Sometimes the difference between giving up and staying the course is a jar in the refrigerator.
Eating healthier has always sounded easier than it actually is.
Most of us don’t wake up craving another bland chicken breast. We don’t fail because we don’t know what healthy food looks like. We fail because, after a long day, we’re tired and hungry, and the drive-thru asks less of us than our own kitchen.
I’ve learned that if I can make healthy food taste like something I actually look forward to eating, I stand a much better chance of staying on the path.
That’s where this Keto-Style Giardiniera comes in.
It started as a simple idea. I wanted something bright, crisp, spicy, and full of flavor to spoon over grilled chicken throughout the week. Something that could turn meal prep into something I would actually be excited to eat.
The result was better than I expected.
The vegetables stay crisp. The garlic mellows. The olive oil carries the herbs while the vinegar adds just enough brightness to wake everything up. Every day the flavors become a little deeper.
One thing I discovered is that the amount of marinade below is intentionally generous. It makes more than you’ll probably need for a single batch of vegetables, but that’s by design. I like knowing every piece stays completely submerged while it develops its flavor.
And when the vegetables are gone, don’t pour the marinade down the sink.
It’s become one of my favorite parts.
Use it to marinate chicken, drizzle it over roasted vegetables, or toss it with a salad. Good food shouldn’t be wasted.
This recipe has become a regular part of my weekly meal prep, usually served over grilled chicken with a side of roasted vegetables. It’s simple and satisfying, and it reminds me that eating well doesn’t have to mean eating without joy.
Keto-Style Giardiniera
Yield: Approximately 1 liter
Vegetables
- 300 g cauliflower florets
- 100 g celery, thinly sliced (about 2 medium stalks)
- 150 g green bell pepper, diced
- 75 g red bell pepper, diced
- 50–75 g jalapeños, thinly sliced (2–3 peppers)
- 20 g garlic, thinly sliced (about 4 cloves)
- 30 g carrot, very thinly sliced (optional for the lowest-carb version)
Marinade
- 480 ml extra-virgin olive oil
- 240 ml distilled white vinegar
- 10 g kosher salt
- 5 g Italian seasoning
- 5 g crushed red pepper flakes (adjust to your preferred heat)
- 1 g ground mustard powder
- 2 g freshly ground black pepper
- 2 g fennel seeds, lightly crushed
- 2 g garlic powder (optional, but recommended)
Instructions
- Wash and thoroughly dry all of the vegetables.
- Cut the cauliflower into bite-sized florets about 2–3 cm across.
- Thinly slice the celery, jalapeños, garlic, and carrot (if using). Dice the bell peppers into small, even pieces.

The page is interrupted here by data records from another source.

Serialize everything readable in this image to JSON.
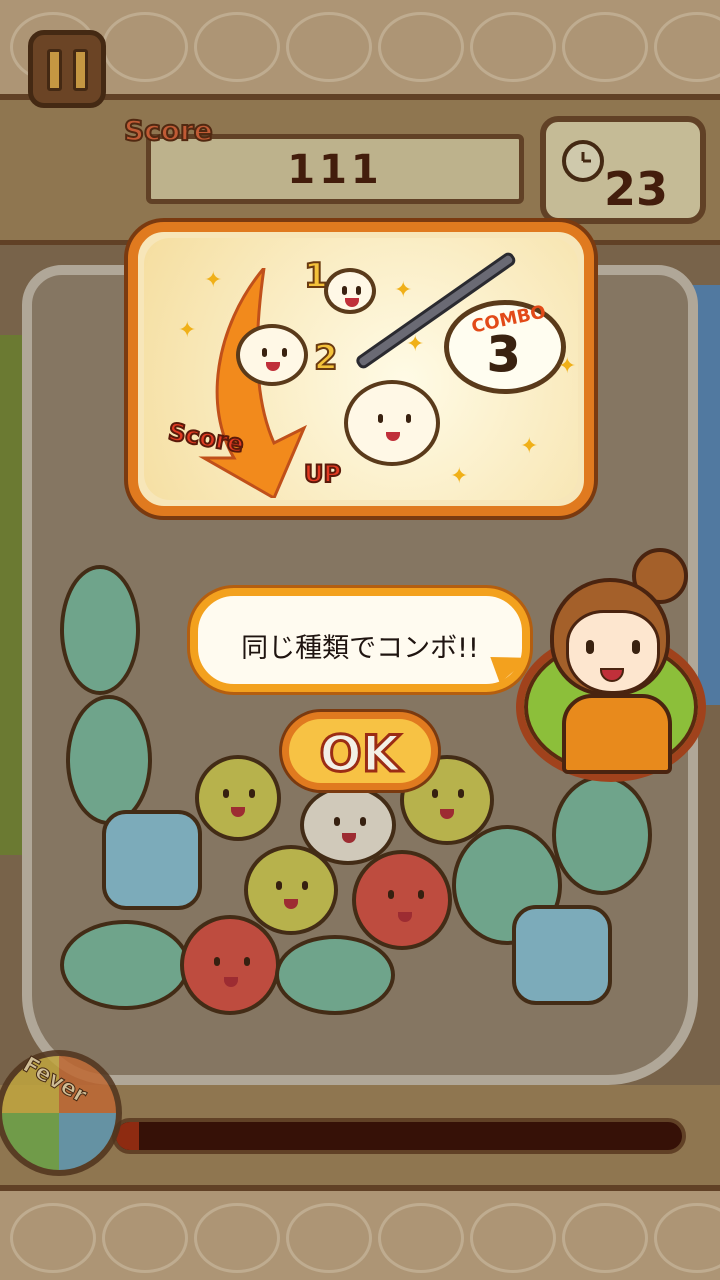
{
  "hud": {
    "score_label": "Score",
    "score_value": "111",
    "timer_value": "23",
    "pause_label": "pause"
  },
  "tutorial": {
    "numbers": [
      "1",
      "2"
    ],
    "combo_word": "COMBO",
    "combo_count": "3",
    "score_word": "Score",
    "up_word": "UP"
  },
  "dialog": {
    "message": "同じ種類でコンボ!!",
    "ok_label": "OK"
  },
  "fever": {
    "label": "Fever",
    "progress": 0.04
  },
  "colors": {
    "accent": "#e07a1f",
    "fever_fill": "#a52f12"
  }
}
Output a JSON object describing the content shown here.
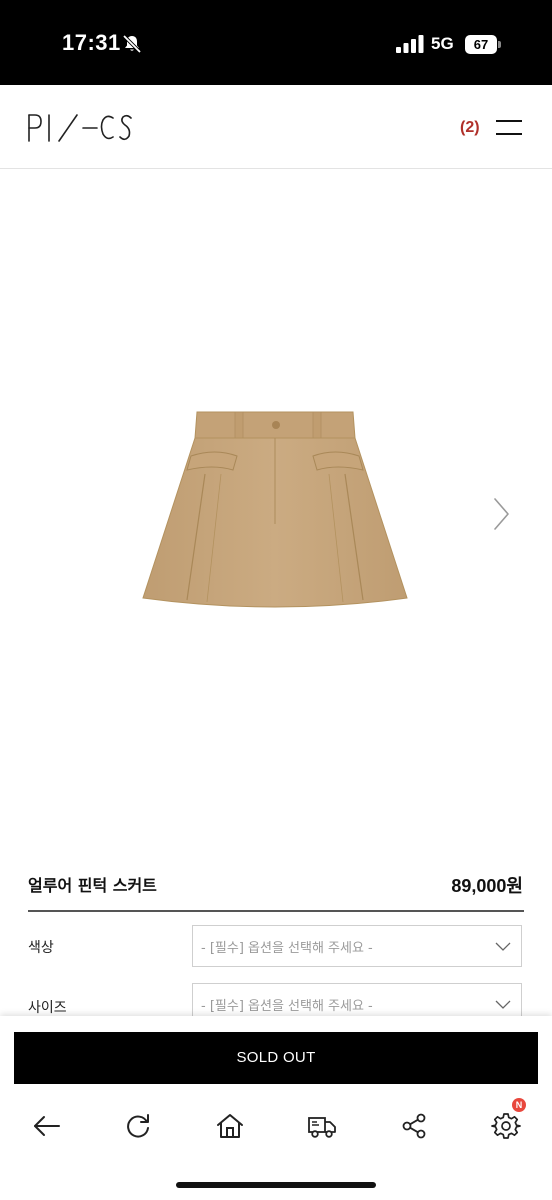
{
  "status_bar": {
    "time": "17:31",
    "network": "5G",
    "battery": "67",
    "icons": [
      "bell-slash-icon",
      "signal-icon",
      "battery-icon"
    ]
  },
  "header": {
    "logo_text": "PI/CS",
    "cart_count": "(2)",
    "icons": [
      "menu-icon"
    ]
  },
  "gallery": {
    "image": "beige-skirt",
    "icons": [
      "chevron-right-icon"
    ]
  },
  "product": {
    "name": "얼루어 핀턱 스커트",
    "price": "89,000원"
  },
  "options": [
    {
      "label": "색상",
      "placeholder": "- [필수] 옵션을 선택해 주세요 -"
    },
    {
      "label": "사이즈",
      "placeholder": "- [필수] 옵션을 선택해 주세요 -"
    }
  ],
  "bottom": {
    "sold_out_label": "SOLD OUT",
    "tabbar": [
      {
        "icon": "back-arrow-icon"
      },
      {
        "icon": "refresh-icon"
      },
      {
        "icon": "home-icon"
      },
      {
        "icon": "delivery-truck-icon"
      },
      {
        "icon": "share-icon"
      },
      {
        "icon": "settings-icon",
        "badge": "N"
      }
    ]
  },
  "colors": {
    "cart_count": "#b0302a",
    "badge": "#e8473d",
    "skirt": "#c7a67d"
  }
}
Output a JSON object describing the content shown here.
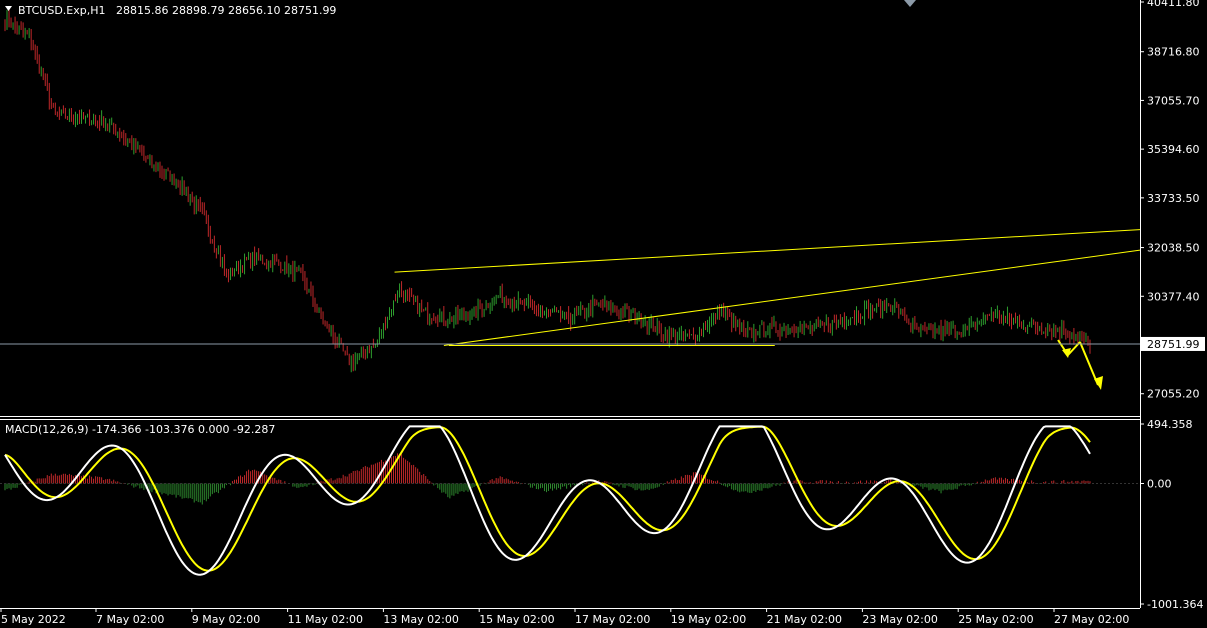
{
  "header": {
    "symbol": "BTCUSD.Exp,H1",
    "ohlc": "28815.86 28898.79 28656.10 28751.99"
  },
  "indicator": {
    "label": "MACD(12,26,9) -174.366 -103.376 0.000 -92.287",
    "axis_labels": [
      "494.358",
      "0.00",
      "-1001.364"
    ],
    "ylim": [
      -1001.364,
      494.358
    ]
  },
  "price_axis": {
    "labels": [
      "40411.80",
      "38716.80",
      "37055.70",
      "35394.60",
      "33733.50",
      "32038.50",
      "30377.40",
      "27055.20"
    ],
    "current_price": "28751.99",
    "ylim": [
      26500,
      40411.8
    ]
  },
  "time_axis": {
    "labels": [
      "5 May 2022",
      "7 May 02:00",
      "9 May 02:00",
      "11 May 02:00",
      "13 May 02:00",
      "15 May 02:00",
      "17 May 02:00",
      "19 May 02:00",
      "21 May 02:00",
      "23 May 02:00",
      "25 May 02:00",
      "27 May 02:00"
    ]
  },
  "colors": {
    "background": "#000000",
    "bull_candle": "#2e9e2e",
    "bear_candle": "#c0282a",
    "trendline": "#ffff00",
    "macd_line": "#ffffff",
    "signal_line": "#ffff00",
    "hist_positive": "#c0282a",
    "hist_negative": "#2e8a2e",
    "grid_line": "#8c9aa8",
    "axis_text": "#ffffff"
  },
  "chart_data": {
    "type": "candlestick",
    "timeframe": "H1",
    "x": [
      "5 May",
      "5 May 12:00",
      "6 May",
      "6 May 12:00",
      "7 May",
      "7 May 12:00",
      "8 May",
      "8 May 12:00",
      "9 May",
      "9 May 12:00",
      "10 May",
      "10 May 12:00",
      "11 May",
      "11 May 12:00",
      "12 May",
      "12 May 12:00",
      "13 May",
      "13 May 12:00",
      "14 May",
      "14 May 12:00",
      "15 May",
      "15 May 12:00",
      "16 May",
      "16 May 12:00",
      "17 May",
      "17 May 12:00",
      "18 May",
      "18 May 12:00",
      "19 May",
      "19 May 12:00",
      "20 May",
      "20 May 12:00",
      "21 May",
      "21 May 12:00",
      "22 May",
      "22 May 12:00",
      "23 May",
      "23 May 12:00",
      "24 May",
      "24 May 12:00",
      "25 May",
      "25 May 12:00",
      "26 May",
      "26 May 12:00",
      "27 May"
    ],
    "close": [
      39800,
      39200,
      36600,
      36500,
      36300,
      35700,
      34800,
      34300,
      33200,
      31100,
      31700,
      31500,
      31100,
      29400,
      28100,
      28700,
      30600,
      29800,
      29600,
      29800,
      30400,
      30100,
      29800,
      29600,
      30100,
      29900,
      29500,
      29000,
      29000,
      29900,
      29100,
      29300,
      29300,
      29300,
      29600,
      29900,
      30100,
      29200,
      29200,
      29200,
      29800,
      29500,
      29300,
      29200,
      28752
    ],
    "macd_hist_x": [
      "5 May",
      "6 May",
      "7 May",
      "8 May",
      "9 May",
      "10 May",
      "11 May",
      "12 May",
      "13 May",
      "14 May",
      "15 May",
      "16 May",
      "17 May",
      "18 May",
      "19 May",
      "20 May",
      "21 May",
      "22 May",
      "23 May",
      "24 May",
      "25 May",
      "26 May",
      "27 May"
    ],
    "macd_hist": [
      -60,
      80,
      40,
      -60,
      -160,
      120,
      -40,
      80,
      250,
      -120,
      50,
      -60,
      20,
      -60,
      90,
      -80,
      20,
      10,
      20,
      -70,
      40,
      10,
      20
    ],
    "annotations": [
      {
        "type": "trendline",
        "from": {
          "x": "13 May",
          "y": 31200
        },
        "to": {
          "x": "27 May",
          "y": 32650
        }
      },
      {
        "type": "trendline",
        "from": {
          "x": "14 May",
          "y": 28700
        },
        "to": {
          "x": "27 May",
          "y": 31950
        }
      },
      {
        "type": "hline",
        "y": 28700,
        "from": "14 May",
        "to": "20 May"
      },
      {
        "type": "hline",
        "y": 28751.99,
        "label": "28751.99"
      }
    ]
  }
}
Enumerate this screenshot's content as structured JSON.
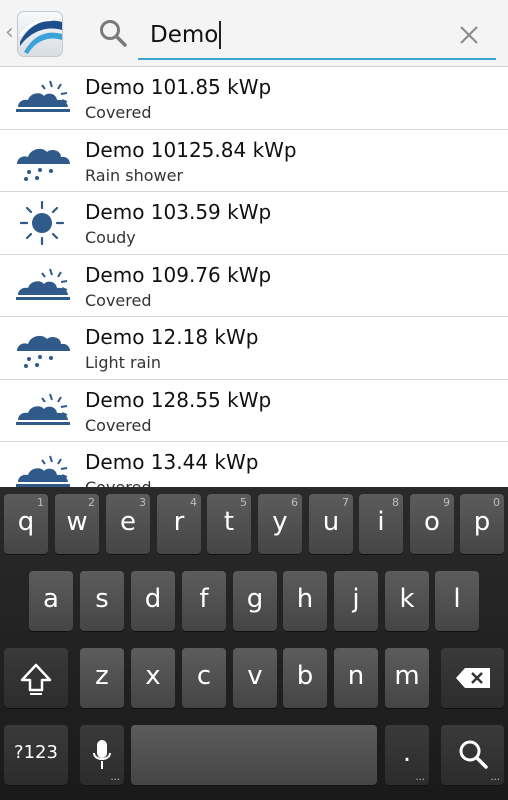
{
  "header": {
    "back_icon": "chevron-left-icon",
    "app_icon": "app-logo-icon",
    "search_icon": "search-icon",
    "query": "Demo",
    "clear_icon": "clear-icon"
  },
  "results": [
    {
      "title": "Demo 101.85 kWp",
      "subtitle": "Covered",
      "icon": "covered-cloud-sun-icon"
    },
    {
      "title": "Demo 10125.84 kWp",
      "subtitle": "Rain shower",
      "icon": "rain-cloud-icon"
    },
    {
      "title": "Demo 103.59 kWp",
      "subtitle": "Coudy",
      "icon": "sun-icon"
    },
    {
      "title": "Demo 109.76 kWp",
      "subtitle": "Covered",
      "icon": "covered-cloud-sun-icon"
    },
    {
      "title": "Demo 12.18 kWp",
      "subtitle": "Light rain",
      "icon": "rain-cloud-icon"
    },
    {
      "title": "Demo 128.55 kWp",
      "subtitle": "Covered",
      "icon": "covered-cloud-sun-icon"
    },
    {
      "title": "Demo 13.44 kWp",
      "subtitle": "Covered",
      "icon": "covered-cloud-sun-icon"
    }
  ],
  "keyboard": {
    "row1": [
      {
        "label": "q",
        "hint": "1"
      },
      {
        "label": "w",
        "hint": "2"
      },
      {
        "label": "e",
        "hint": "3"
      },
      {
        "label": "r",
        "hint": "4"
      },
      {
        "label": "t",
        "hint": "5"
      },
      {
        "label": "y",
        "hint": "6"
      },
      {
        "label": "u",
        "hint": "7"
      },
      {
        "label": "i",
        "hint": "8"
      },
      {
        "label": "o",
        "hint": "9"
      },
      {
        "label": "p",
        "hint": "0"
      }
    ],
    "row2": [
      "a",
      "s",
      "d",
      "f",
      "g",
      "h",
      "j",
      "k",
      "l"
    ],
    "row3": [
      "z",
      "x",
      "c",
      "v",
      "b",
      "n",
      "m"
    ],
    "symbols_label": "?123",
    "period_label": ".",
    "more_dots": "...",
    "icons": {
      "shift": "shift-icon",
      "backspace": "backspace-icon",
      "mic": "microphone-icon",
      "search": "search-icon"
    }
  },
  "colors": {
    "icon_blue": "#2f5a8a",
    "accent": "#3aa4d2"
  }
}
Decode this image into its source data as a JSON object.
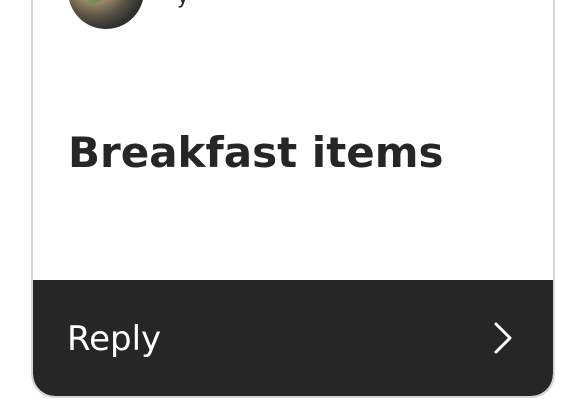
{
  "card": {
    "author_partial": "y ",
    "title": "Breakfast items"
  },
  "reply": {
    "label": "Reply"
  },
  "icons": {
    "avatar": "avatar",
    "chevron": "chevron-right-icon"
  },
  "colors": {
    "card_background": "#ffffff",
    "card_border": "#d6d6d6",
    "title_text": "#262626",
    "reply_bar_background": "#262626",
    "reply_text": "#ffffff"
  }
}
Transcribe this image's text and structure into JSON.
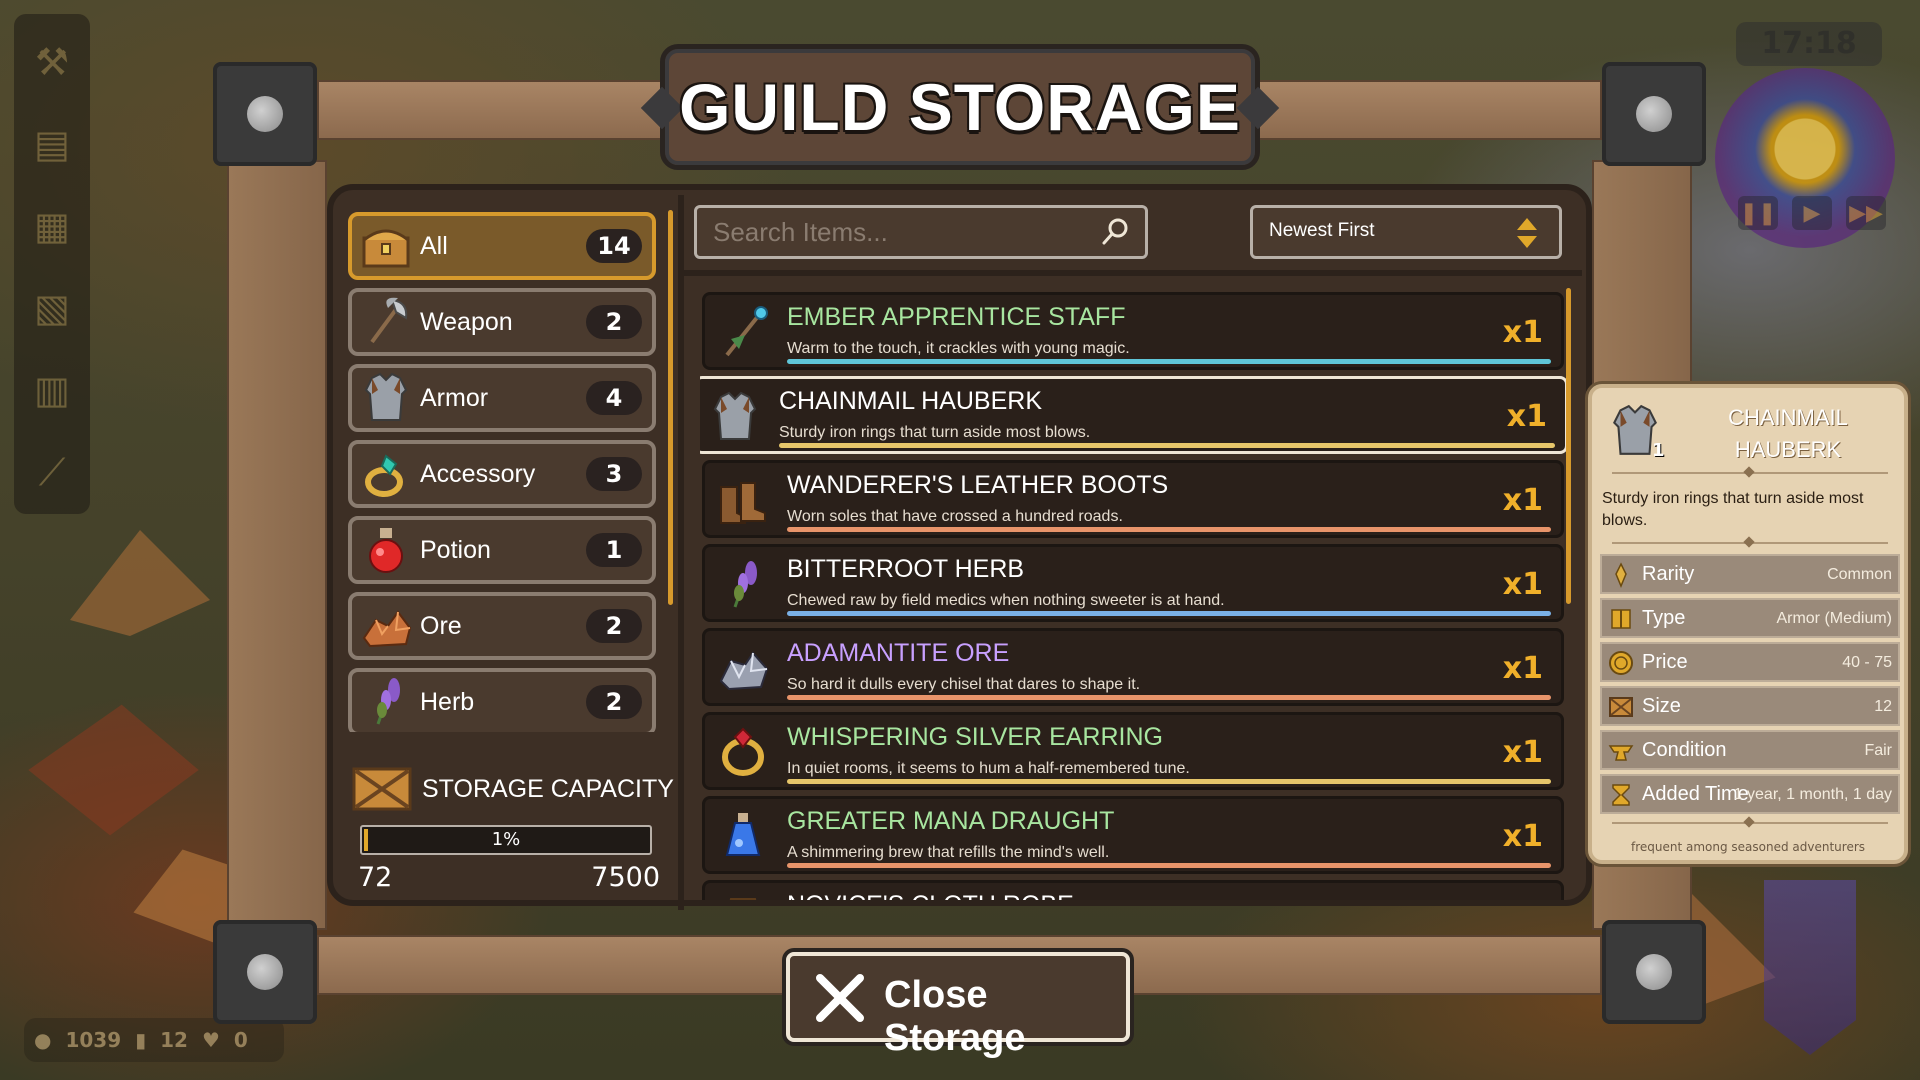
{
  "title": "GUILD STORAGE",
  "hud": {
    "clock": "17:18",
    "bottom": {
      "gold": "1039",
      "slots": "12",
      "extra": "0"
    }
  },
  "categories": [
    {
      "label": "All",
      "count": "14",
      "icon": "treasure-chest-icon",
      "active": true
    },
    {
      "label": "Weapon",
      "count": "2",
      "icon": "axe-icon",
      "active": false
    },
    {
      "label": "Armor",
      "count": "4",
      "icon": "chainmail-icon",
      "active": false
    },
    {
      "label": "Accessory",
      "count": "3",
      "icon": "ring-icon",
      "active": false
    },
    {
      "label": "Potion",
      "count": "1",
      "icon": "potion-icon",
      "active": false
    },
    {
      "label": "Ore",
      "count": "2",
      "icon": "ore-icon",
      "active": false
    },
    {
      "label": "Herb",
      "count": "2",
      "icon": "herb-icon",
      "active": false
    }
  ],
  "capacity": {
    "label": "STORAGE CAPACITY",
    "percent_label": "1%",
    "fraction": 0.0096,
    "used": "72",
    "max": "7500"
  },
  "search": {
    "placeholder": "Search Items..."
  },
  "sort": {
    "label": "Newest First"
  },
  "items": [
    {
      "name": "EMBER APPRENTICE STAFF",
      "desc": "Warm to the touch, it crackles with young magic.",
      "qty": "x1",
      "name_color": "#a8e6a0",
      "bar_color": "#5fc6d8",
      "icon": "staff-icon",
      "selected": false
    },
    {
      "name": "CHAINMAIL HAUBERK",
      "desc": "Sturdy iron rings that turn aside most blows.",
      "qty": "x1",
      "name_color": "#ffffff",
      "bar_color": "#e6c66a",
      "icon": "chainmail-icon",
      "selected": true
    },
    {
      "name": "WANDERER'S LEATHER BOOTS",
      "desc": "Worn soles that have crossed a hundred roads.",
      "qty": "x1",
      "name_color": "#ffffff",
      "bar_color": "#e8946a",
      "icon": "boots-icon",
      "selected": false
    },
    {
      "name": "BITTERROOT HERB",
      "desc": "Chewed raw by field medics when nothing sweeter is at hand.",
      "qty": "x1",
      "name_color": "#ffffff",
      "bar_color": "#7ab0e6",
      "icon": "herb-icon",
      "selected": false
    },
    {
      "name": "ADAMANTITE ORE",
      "desc": "So hard it dulls every chisel that dares to shape it.",
      "qty": "x1",
      "name_color": "#c8a0ff",
      "bar_color": "#e8946a",
      "icon": "adamantite-ore-icon",
      "selected": false
    },
    {
      "name": "WHISPERING SILVER EARRING",
      "desc": "In quiet rooms, it seems to hum a half-remembered tune.",
      "qty": "x1",
      "name_color": "#a8e6a0",
      "bar_color": "#e6c66a",
      "icon": "earring-icon",
      "selected": false
    },
    {
      "name": "GREATER MANA DRAUGHT",
      "desc": "A shimmering brew that refills the mind's well.",
      "qty": "x1",
      "name_color": "#a8e6a0",
      "bar_color": "#e8946a",
      "icon": "mana-potion-icon",
      "selected": false
    },
    {
      "name": "NOVICE'S CLOTH ROBE",
      "desc": "",
      "qty": "",
      "name_color": "#ffffff",
      "bar_color": "#e6c66a",
      "icon": "robe-icon",
      "selected": false
    }
  ],
  "detail": {
    "name": "CHAINMAIL HAUBERK",
    "level": "1",
    "desc": "Sturdy iron rings that turn aside most blows.",
    "stats": [
      {
        "label": "Rarity",
        "value": "Common",
        "icon": "rarity-icon"
      },
      {
        "label": "Type",
        "value": "Armor (Medium)",
        "icon": "type-icon"
      },
      {
        "label": "Price",
        "value": "40 - 75",
        "icon": "coin-icon"
      },
      {
        "label": "Size",
        "value": "12",
        "icon": "crate-icon"
      },
      {
        "label": "Condition",
        "value": "Fair",
        "icon": "anvil-icon"
      },
      {
        "label": "Added Time",
        "value": "1 year, 1 month, 1 day",
        "icon": "hourglass-icon"
      }
    ],
    "footer": "frequent among seasoned adventurers"
  },
  "close_button": {
    "label": "Close Storage"
  }
}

- Pack the vegetables tightly into a clean 1-liter wide-mouth glass jar.
- In a measuring jug, whisk together all of the marinade ingredients until well combined.
- Pour the marinade over the vegetables until they are completely submerged. The recipe makes extra marinade intentionally to ensure full coverage. Any leftover marinade can be refrigerated for future use.
- Seal the jar tightly and refrigerate.
- Once each day, gently turn or shake the jar to redistribute the herbs and spices.
When It’s Ready
- 24 hours: Fresh and flavorful
- 48 hours: Even better
- 5–7 days: My favorite. The flavors have fully come together while the vegetables remain wonderfully crisp.
My Favorite Way to Serve It
I usually grill several chicken breasts at the beginning of the week with nothing more than salt, black pepper, garlic powder, and Italian seasoning.
When it’s time to eat, I slice one chicken breast and spoon a generous helping of Keto-Style Giardiniera over the top.
That’s it.
Sometimes I’ll add roasted broccoli or a simple salad, but honestly, the giardiniera does most of the work. It transforms plain chicken into something I actually look forward to eating.
It’s one of those small changes that makes healthy eating feel less like discipline and more like taking care of yourself.
And I’ve learned that’s often enough to keep going.